Le 15, j'écrivis au général Caffarelli, au roi, à tous ceux qui, d'après les instructions de l'Empereur, devaient donner à l'armée de Portugal, par leur concours, la force nécessaire pour combattre l'armée anglaise. Je demandais avec la plus vive instance que les secours fussent mis en marche sans perdre un seul moment.

Les Anglais arrivèrent devant Salamanque le 16, dans l'après-midi.

Après avoir mis les forts de Salamanque dans le meilleur état possible, complété les garnisons, donné les instructions nécessaires, je disposai tout pour la retraite. Elle s'effectua dans la nuit du 16 au 17, et j'allai prendre position à Bleines, point indiqué pour le rassemblement des troupes.

L'armée anglaise, le 17, prit position sur la rive droite de la Tormès, occupa la position de San-Christoval qui couvre Salamanque, et commença l'attaque des forts.

Des tentatives d'escalade furent repoussées et coûtèrent cher à l'ennemi.

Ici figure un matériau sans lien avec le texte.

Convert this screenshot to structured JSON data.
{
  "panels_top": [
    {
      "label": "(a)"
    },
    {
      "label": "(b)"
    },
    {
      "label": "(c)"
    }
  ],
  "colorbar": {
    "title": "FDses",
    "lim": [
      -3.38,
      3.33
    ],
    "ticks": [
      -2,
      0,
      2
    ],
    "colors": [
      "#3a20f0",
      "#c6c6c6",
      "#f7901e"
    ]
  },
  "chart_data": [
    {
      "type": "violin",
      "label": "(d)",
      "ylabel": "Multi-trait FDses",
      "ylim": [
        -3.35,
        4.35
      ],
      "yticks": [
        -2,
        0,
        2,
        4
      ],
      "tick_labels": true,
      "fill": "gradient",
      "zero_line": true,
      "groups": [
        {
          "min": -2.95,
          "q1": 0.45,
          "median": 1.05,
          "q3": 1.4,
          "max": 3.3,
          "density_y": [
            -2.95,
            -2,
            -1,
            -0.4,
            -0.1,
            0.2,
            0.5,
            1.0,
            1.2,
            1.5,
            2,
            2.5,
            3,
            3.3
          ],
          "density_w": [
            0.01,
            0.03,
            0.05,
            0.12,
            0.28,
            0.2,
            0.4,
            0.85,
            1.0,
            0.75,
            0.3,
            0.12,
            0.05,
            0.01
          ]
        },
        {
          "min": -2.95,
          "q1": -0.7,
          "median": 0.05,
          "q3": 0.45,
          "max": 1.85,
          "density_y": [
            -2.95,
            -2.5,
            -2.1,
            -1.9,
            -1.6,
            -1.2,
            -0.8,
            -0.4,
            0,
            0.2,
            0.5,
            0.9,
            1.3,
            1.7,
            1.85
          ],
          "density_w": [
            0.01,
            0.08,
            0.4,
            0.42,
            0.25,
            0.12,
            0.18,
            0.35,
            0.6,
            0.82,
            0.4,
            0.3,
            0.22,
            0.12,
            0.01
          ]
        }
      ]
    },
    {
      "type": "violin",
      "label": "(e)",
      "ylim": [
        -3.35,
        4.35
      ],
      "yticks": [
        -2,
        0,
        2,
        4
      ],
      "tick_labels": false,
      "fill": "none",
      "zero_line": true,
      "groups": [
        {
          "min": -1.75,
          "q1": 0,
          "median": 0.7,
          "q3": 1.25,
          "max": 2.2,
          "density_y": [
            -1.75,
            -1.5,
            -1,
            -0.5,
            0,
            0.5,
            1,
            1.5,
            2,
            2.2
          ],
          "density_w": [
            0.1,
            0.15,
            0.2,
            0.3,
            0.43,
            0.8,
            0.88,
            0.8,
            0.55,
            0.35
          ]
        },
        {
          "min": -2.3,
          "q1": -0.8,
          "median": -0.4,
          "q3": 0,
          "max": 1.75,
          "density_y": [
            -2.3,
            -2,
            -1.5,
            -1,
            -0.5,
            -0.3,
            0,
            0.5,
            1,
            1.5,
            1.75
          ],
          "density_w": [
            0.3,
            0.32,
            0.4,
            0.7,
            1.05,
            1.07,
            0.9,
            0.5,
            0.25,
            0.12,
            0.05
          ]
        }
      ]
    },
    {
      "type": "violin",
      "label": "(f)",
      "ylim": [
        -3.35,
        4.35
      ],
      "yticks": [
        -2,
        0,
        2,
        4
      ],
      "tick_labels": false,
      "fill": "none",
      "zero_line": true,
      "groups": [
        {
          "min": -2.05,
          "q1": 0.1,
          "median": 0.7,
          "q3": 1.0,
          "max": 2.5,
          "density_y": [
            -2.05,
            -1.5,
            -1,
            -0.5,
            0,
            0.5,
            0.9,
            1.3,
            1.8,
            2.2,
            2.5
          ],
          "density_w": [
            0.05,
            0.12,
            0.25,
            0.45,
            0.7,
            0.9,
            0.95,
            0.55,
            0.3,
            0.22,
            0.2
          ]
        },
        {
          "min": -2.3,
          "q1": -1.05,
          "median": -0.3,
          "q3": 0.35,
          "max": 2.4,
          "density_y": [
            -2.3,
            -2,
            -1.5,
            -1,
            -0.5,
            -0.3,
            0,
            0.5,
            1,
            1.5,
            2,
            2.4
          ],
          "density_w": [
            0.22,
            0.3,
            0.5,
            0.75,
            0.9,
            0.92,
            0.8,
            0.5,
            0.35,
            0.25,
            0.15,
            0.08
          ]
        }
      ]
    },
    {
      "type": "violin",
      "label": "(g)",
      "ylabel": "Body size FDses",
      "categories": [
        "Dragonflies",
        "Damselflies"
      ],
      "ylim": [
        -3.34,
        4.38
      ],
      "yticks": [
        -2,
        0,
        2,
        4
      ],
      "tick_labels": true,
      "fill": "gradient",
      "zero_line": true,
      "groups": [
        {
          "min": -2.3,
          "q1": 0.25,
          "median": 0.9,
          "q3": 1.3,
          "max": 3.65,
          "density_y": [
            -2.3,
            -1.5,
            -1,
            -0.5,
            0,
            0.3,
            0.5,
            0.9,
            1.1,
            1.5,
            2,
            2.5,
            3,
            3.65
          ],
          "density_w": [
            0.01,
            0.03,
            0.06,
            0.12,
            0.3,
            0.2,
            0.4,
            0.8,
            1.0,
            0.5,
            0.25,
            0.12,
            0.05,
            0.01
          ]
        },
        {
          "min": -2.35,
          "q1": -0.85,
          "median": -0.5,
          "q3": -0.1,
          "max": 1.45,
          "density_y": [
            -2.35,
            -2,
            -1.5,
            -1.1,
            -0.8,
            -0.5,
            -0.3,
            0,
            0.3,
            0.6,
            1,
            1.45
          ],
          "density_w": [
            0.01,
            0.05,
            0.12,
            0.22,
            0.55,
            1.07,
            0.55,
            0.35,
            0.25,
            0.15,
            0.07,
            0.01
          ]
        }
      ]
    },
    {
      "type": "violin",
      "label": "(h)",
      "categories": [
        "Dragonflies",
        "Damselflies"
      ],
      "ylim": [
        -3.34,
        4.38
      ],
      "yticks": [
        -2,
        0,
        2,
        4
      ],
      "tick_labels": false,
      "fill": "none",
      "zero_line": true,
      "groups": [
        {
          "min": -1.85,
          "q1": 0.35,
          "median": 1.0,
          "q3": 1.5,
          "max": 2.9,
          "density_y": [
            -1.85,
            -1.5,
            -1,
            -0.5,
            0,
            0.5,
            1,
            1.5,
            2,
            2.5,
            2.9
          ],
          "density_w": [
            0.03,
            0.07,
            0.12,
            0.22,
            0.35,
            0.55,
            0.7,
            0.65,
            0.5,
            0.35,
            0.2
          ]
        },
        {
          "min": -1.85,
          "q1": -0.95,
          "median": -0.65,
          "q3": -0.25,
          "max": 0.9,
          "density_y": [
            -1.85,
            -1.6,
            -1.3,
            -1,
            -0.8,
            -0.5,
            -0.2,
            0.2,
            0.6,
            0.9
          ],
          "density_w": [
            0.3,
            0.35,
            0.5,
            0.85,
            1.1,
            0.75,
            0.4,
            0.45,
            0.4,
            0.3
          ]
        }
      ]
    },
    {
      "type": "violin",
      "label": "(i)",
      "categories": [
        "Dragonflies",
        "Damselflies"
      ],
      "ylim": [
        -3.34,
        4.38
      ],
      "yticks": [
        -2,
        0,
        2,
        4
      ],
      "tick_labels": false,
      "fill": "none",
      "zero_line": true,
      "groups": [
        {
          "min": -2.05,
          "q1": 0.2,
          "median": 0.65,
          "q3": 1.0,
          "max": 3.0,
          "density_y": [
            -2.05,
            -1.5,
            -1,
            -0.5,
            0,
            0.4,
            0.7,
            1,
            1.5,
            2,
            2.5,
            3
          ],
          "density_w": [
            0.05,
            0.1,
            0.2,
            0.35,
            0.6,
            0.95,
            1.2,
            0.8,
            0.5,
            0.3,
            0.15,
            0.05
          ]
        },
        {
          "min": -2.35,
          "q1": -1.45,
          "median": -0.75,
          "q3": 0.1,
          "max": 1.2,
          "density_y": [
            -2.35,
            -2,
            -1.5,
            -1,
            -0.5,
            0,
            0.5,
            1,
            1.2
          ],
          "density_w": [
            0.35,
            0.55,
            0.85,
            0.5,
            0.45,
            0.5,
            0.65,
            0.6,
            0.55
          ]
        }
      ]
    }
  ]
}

Il se mit en mesure alors d'employer la grosse artillerie.

Le 20, cinq divisions étant rassemblées, les deuxième, troisième, quatrième, cinquième et sixième, je marchai en avant, et vins prendre une position offensive à une petite portée de canon de l'armée anglaise.

Le siége commencé fut suspendu, et toute l'armée ennemie se rassembla sur le plateau de San-Christoval.

Mon mouvement avait étonné l'ennemi, mais la position que j'avais prise, dans le but de simuler le prélude d'une attaque, ne pouvant pas être défendue, il eût été dangereux de l'occuper longtemps. Aussi, le 23 au matin, je me retirai à deux milles pour occuper la position d'Aldea-Rubia, qui domine et se trouve en arrière du gué de Huerta sur la Tormès. Alors le siége fut recommencé, et le feu nous l'indiqua. Je reçus dans cette position une lettre du général Caffarelli, en date du 10, qui m'annonçait qu'il allait se mettre en mouvement pour se rapprocher de moi, et me porter secours avec toute sa cavalerie, vingt-deux pièces de canon et sept mille hommes d'infanterie.

Le 27, des signaux m'annoncèrent que les forts pouvaient tenir encore cinq jours. Je ne pouvais raisonnablement attaquer l'armée anglaise avant la réunion de toutes mes forces. Je me disposai à opérer sans me compromettre et à faire une diversion. Le fort d'Alba-sur-Tormès étant en mon pouvoir, le passage de la Tormès m'était assuré en retraite, si, après l'avoir franchi au gué de Huerta, il fallait faire un mouvement rétrograde. En conséquence, je disposai tout pour exécuter le passage de la rivière dans la nuit du 28 au 29, et me placer de manière à menacer les communications de l'ennemi, dont la liberté lui était indispensable pour pouvoir subsister.

Mais, le 27 même, un incendie épouvantable avait détruit tous les approvisionnements et bâtiments du fort principal de Salamanque; et, bien que deux assauts eussent été repoussés et que l'ennemi eût perdu plus de quinze cents hommes, la confusion était devenue telle, que la garnison dut se rendre à discrétion et sans capitulation.